The Clemenceau ministry, which survived until July 1909, adopted a program which was more frankly socialistic than was that of any of its predecessors. The Briand ministry by which it was succeeded followed in the same lines, three of its members, indeed, being active socialists. During 1907 and 1908 Clemenceau's premiership was notable for the way in which the new entente with England was cemented, and for the successful part which France played in European politics, in spite of difficulties with Germany and attacks by the Socialist party in connexion with Morocco. Clemenceau spent the years before World War I advocating for a strong military, expressing his hatred of Germany, and, once the war began, accusing the French government of defeatism.

In 1909 Clemenceau's old enemy, Delcasse, rose up suddenly and overthrew his Ministry on July 20th, 1909. A discussion over naval affairs sprang up almost over-night. There were scandals, investigations, controversies. In a verbal duel with Delcasse - in the early years of Clemenceau's activity his duels were frequently not verbal - the Premier, to quote a newspaper dispatch, "seemed, for the first time in his Parliamentary career, to lose his head. Certainly he lost his temper, declared that Delcasse had "humiliated France," and stalked out of the room. Delcassé replied with such effect that the Chamber, amid cheers from the Right and Extreme Left, voted against the government 212 to 176. M. Clemenceau, whose ministry had been the longest in the history of the Third Republic, resigned and was succeeded by one of his colleagues, M. Aristide Briand. But Clemenceau's power was not broken, for he kept his place in the Senate. In 1912 he overthrew Caillaux's Ministry and 1913 wrecked Briand's Cabinet.

The President of the Republic was free to summon to the direction of affairs any member of the outgoing Cabinet who could count on the support of a fair number of his colleagues, e.g. Barthou, Stephen Pichon, Doumergue, or Viviani ; but, to judge from his past, Aristide Briand, one of the most representative speakers of the Socialist party, was the best able to give the assurances required by that party. This was the first time in the history of France and of the Republic that the reins of government had been entrusted to a Socialist. But this Socialist was the statesman who had carried into effect, with equal tact and firmness, the rupture of the Concordat, that essential item in the program of the radical bourgeoisie ; he seemed therefore to be the one designated to effect a reconciliation between the bourgeoisie and the working classes, and thus to reconstruct what was then known as the bloc republicain.

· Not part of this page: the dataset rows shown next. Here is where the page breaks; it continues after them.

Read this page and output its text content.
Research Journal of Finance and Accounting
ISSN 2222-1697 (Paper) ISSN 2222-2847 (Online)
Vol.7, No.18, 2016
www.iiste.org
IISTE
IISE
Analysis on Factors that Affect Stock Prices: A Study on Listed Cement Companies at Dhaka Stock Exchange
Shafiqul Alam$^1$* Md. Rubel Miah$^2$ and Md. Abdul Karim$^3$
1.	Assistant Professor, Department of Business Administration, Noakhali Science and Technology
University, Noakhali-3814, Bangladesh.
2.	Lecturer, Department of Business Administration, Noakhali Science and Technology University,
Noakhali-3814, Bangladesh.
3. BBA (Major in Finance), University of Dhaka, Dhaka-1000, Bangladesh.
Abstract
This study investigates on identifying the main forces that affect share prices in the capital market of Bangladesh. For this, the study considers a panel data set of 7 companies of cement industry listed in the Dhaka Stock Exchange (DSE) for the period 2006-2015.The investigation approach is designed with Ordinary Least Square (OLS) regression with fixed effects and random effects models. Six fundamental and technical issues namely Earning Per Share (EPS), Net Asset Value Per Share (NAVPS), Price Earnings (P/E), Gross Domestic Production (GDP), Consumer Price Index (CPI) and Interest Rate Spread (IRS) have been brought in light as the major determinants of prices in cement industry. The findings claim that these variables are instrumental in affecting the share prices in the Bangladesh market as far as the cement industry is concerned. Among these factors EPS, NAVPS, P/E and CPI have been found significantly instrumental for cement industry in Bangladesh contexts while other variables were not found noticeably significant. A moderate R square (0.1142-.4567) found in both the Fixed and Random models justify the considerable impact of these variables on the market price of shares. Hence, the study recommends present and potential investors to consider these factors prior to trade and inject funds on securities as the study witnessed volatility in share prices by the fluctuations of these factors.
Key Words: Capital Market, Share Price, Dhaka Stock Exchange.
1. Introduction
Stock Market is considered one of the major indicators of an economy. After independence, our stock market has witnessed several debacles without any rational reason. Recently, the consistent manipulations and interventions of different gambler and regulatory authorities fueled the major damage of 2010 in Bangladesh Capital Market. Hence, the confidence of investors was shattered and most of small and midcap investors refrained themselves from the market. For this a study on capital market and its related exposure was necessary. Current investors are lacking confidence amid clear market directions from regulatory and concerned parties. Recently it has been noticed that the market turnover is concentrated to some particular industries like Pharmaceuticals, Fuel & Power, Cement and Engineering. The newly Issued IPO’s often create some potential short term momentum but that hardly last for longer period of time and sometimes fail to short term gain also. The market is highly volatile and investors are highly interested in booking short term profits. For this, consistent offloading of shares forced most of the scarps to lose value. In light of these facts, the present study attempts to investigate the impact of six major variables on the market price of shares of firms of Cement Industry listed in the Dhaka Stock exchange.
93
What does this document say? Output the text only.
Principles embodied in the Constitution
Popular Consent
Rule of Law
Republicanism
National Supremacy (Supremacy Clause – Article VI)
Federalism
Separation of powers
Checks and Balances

The majority of the party groups arrived at the electoral season devoid of harmony and paralyzed by uncertainty of policy. The composition of the Chamber following the elections of 1910 can be stated only approximately. Composing the Right were (i) the Right proper, 19; (2) the Action Liberale Populaire-organized originally to combat the radicalism of Waldeck-Rousseau, 34; (3) the Progressives, now to be identified with the Right, 76-a total of 129. Identified with the Left were (1) the Republicans, 73; (2) the Radicals, 112; and (3) the Radical-Socialists, 149 - a total of 334. Comprising the Extreme Left were the Socialists (Independent 30; Unified, 75), aggregating 105. Finally, of Independents there were upwards of 20.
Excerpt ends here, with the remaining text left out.